Clarify Roles and Responsibilities
Understand that this is a critical part of team building and needs definition so you know how to relate to one another. People naturally want to know how to contribute and what is out of bounds. If a leader doesn't create consistency and safety in the team environment he or she won't get the best from the team. It is often helpful to agree on a set of values that will guide your teamwork. Here is an example of coaching on values, grant umbrellas of mercy so there are no bad ideas. Move forward with consensus don't feel the need for unanimous approval. Avoid the approval trap. Don't make it personal or take it personal. It often feels like it but you've got to be bigger than the problem. Strive to create a culture that is affirming, welcomes risk, is truthful, encourages pushback, gives equal value to each member and is forgiving.
Only now are you ready to go after those good ideas we all have in our pockets. If you don't do the above first you may have a great idea that doesn't hit the true target. Or you might build it in a way that launches with an incomplete design and it is destined for a short lifecycle. There is a lot written today about using S.M.A.R.T. Goals (Google it) but truthfully you don't have to over-complicate the process. Those are good guidelines to be sure but don't get stuck in the mud of detail if you feel yourself losing traction.
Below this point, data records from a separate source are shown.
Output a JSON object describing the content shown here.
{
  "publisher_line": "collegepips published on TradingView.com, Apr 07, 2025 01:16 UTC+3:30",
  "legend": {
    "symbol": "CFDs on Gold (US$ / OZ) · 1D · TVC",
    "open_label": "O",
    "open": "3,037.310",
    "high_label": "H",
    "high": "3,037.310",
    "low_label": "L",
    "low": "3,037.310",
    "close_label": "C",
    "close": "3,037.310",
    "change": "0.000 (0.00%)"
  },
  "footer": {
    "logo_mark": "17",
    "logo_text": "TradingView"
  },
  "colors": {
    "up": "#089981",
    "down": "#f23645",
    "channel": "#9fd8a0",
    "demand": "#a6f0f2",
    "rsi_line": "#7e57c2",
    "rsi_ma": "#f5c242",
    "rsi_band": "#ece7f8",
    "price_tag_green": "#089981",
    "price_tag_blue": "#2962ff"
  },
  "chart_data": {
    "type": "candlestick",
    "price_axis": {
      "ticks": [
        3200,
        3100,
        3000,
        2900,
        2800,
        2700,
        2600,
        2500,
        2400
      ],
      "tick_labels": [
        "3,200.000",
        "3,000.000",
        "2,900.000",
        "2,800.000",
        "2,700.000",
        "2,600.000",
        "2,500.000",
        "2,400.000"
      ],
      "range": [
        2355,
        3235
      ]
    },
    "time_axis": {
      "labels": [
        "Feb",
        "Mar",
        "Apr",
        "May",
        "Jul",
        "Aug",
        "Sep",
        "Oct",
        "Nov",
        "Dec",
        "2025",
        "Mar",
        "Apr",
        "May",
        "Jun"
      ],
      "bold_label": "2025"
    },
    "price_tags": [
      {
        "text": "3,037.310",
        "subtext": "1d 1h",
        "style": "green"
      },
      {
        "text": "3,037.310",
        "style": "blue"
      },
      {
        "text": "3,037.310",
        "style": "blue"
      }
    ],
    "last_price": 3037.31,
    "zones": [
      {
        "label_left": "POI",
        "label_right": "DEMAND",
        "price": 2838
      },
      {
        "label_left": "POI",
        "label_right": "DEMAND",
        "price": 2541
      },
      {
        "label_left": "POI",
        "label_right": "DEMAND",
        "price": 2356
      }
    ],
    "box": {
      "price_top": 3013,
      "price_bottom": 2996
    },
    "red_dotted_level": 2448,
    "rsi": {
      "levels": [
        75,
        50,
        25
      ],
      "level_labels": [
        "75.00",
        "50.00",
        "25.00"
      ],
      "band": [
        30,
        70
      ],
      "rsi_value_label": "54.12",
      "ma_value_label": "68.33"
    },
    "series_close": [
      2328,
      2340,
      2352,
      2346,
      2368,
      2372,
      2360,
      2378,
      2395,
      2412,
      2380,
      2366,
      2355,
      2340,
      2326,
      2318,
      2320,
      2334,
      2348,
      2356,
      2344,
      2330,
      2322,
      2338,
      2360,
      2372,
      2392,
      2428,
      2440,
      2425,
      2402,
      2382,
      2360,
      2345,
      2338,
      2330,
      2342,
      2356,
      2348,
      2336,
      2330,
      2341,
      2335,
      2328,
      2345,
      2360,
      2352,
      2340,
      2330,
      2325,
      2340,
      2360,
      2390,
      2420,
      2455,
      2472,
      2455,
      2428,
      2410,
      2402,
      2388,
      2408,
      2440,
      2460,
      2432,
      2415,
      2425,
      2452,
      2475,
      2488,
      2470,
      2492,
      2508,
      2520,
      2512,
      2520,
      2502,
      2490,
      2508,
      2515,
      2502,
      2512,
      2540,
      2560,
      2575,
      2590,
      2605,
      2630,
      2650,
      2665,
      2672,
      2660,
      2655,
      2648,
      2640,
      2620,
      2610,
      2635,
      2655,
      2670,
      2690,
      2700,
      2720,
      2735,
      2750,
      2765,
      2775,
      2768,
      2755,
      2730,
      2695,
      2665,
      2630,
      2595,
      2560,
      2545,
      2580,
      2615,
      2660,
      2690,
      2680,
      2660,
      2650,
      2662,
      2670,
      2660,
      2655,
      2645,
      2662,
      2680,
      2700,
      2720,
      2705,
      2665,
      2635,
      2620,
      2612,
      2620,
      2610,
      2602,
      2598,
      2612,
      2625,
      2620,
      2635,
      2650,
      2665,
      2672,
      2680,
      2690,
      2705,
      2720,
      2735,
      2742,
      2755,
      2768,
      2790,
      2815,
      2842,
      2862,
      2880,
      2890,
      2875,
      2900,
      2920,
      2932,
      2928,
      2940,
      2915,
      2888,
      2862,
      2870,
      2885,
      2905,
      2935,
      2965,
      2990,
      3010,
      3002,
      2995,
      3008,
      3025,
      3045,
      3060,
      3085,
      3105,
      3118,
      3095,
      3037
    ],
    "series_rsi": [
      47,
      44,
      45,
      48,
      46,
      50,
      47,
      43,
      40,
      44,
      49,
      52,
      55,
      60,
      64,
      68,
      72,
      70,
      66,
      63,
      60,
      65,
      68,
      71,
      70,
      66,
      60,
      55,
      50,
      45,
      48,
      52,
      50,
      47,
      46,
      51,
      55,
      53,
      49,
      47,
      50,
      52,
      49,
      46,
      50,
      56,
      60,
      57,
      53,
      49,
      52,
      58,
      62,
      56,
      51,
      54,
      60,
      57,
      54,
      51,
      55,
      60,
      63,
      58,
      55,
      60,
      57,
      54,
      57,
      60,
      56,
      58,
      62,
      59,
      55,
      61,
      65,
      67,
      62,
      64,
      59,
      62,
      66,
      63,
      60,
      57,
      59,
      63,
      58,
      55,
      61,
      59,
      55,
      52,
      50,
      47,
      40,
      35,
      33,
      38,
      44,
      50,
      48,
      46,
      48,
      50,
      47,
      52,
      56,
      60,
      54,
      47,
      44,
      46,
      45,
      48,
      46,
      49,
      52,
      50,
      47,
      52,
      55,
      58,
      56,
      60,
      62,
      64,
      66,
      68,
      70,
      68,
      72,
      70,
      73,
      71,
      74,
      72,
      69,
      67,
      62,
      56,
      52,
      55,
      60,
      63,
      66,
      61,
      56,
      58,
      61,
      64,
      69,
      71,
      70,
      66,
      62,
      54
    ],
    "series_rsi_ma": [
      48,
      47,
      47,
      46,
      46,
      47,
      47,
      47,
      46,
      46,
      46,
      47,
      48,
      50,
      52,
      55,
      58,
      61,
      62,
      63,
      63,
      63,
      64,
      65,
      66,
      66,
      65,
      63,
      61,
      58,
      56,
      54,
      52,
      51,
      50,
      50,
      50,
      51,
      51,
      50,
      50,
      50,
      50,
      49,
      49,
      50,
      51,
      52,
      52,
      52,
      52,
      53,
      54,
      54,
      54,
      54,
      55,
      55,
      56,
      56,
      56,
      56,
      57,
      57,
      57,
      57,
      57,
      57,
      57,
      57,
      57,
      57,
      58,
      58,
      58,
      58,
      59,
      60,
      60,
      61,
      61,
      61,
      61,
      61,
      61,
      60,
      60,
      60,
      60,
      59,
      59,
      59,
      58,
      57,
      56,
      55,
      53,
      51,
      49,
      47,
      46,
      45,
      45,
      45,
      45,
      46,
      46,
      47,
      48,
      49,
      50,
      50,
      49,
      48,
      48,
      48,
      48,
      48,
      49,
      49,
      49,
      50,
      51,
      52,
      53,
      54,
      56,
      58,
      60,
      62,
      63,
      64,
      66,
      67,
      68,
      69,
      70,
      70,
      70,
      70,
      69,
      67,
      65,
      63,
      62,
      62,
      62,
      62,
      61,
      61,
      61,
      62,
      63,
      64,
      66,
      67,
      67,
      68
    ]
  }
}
Goals look at the target from the 1,000 foot level. Implementation is where you will learn some of the final details; as you get your feel on the ground. Create a living document you are willing to amend as you go.
Form the Plan
This is where execution and attention to detail come in. From your goals create sequential steps. Add the needed resources and the desired timing. It is possible that the team that got you this far needs others to now pull off the completion of the work. It is best to differentiate the strategists from those skilled at execution. The one really good at one is unlikely to be the best at the other. Invite the execution team leaders to meet with your strategists and then hand off the work.
Set attainable timeframes to go with your goals and target some quick wins. You need to build momentum. Resist the need to micromanage the execution. Use your team's energy to oversee mission alignment, outcomes, culture, people management and measurables. Keep the work on target and on time. Don't be afraid to intervene to give direction but be careful not to disempower those doing the work. Responsibility must always be tied to the authority to get the work done.
Make it fun along the way. Develop a one for all and an all for one team spirit. Encouragement and praise are like oil in the gears of an engine, they keep people working smoothly together. Celebrate the wins. A big job is more like a marathon than a sprint. Ensure that your team forms unity. There is a cliché that says teams form, norm, transform then perform. Do your work in such a way that you not only live to tell about it but you enjoy the journey.
This is a thumbnail sketch of what it takes but the good news is you don't have to be an expert in every field to get an excellent result if you form the right team and go after your mission in the right way. By the way, both of those teams I mentioned are doing well, progressing toward the outcome and enjoying the journey. Sometime in the future it will be fun to tell the results.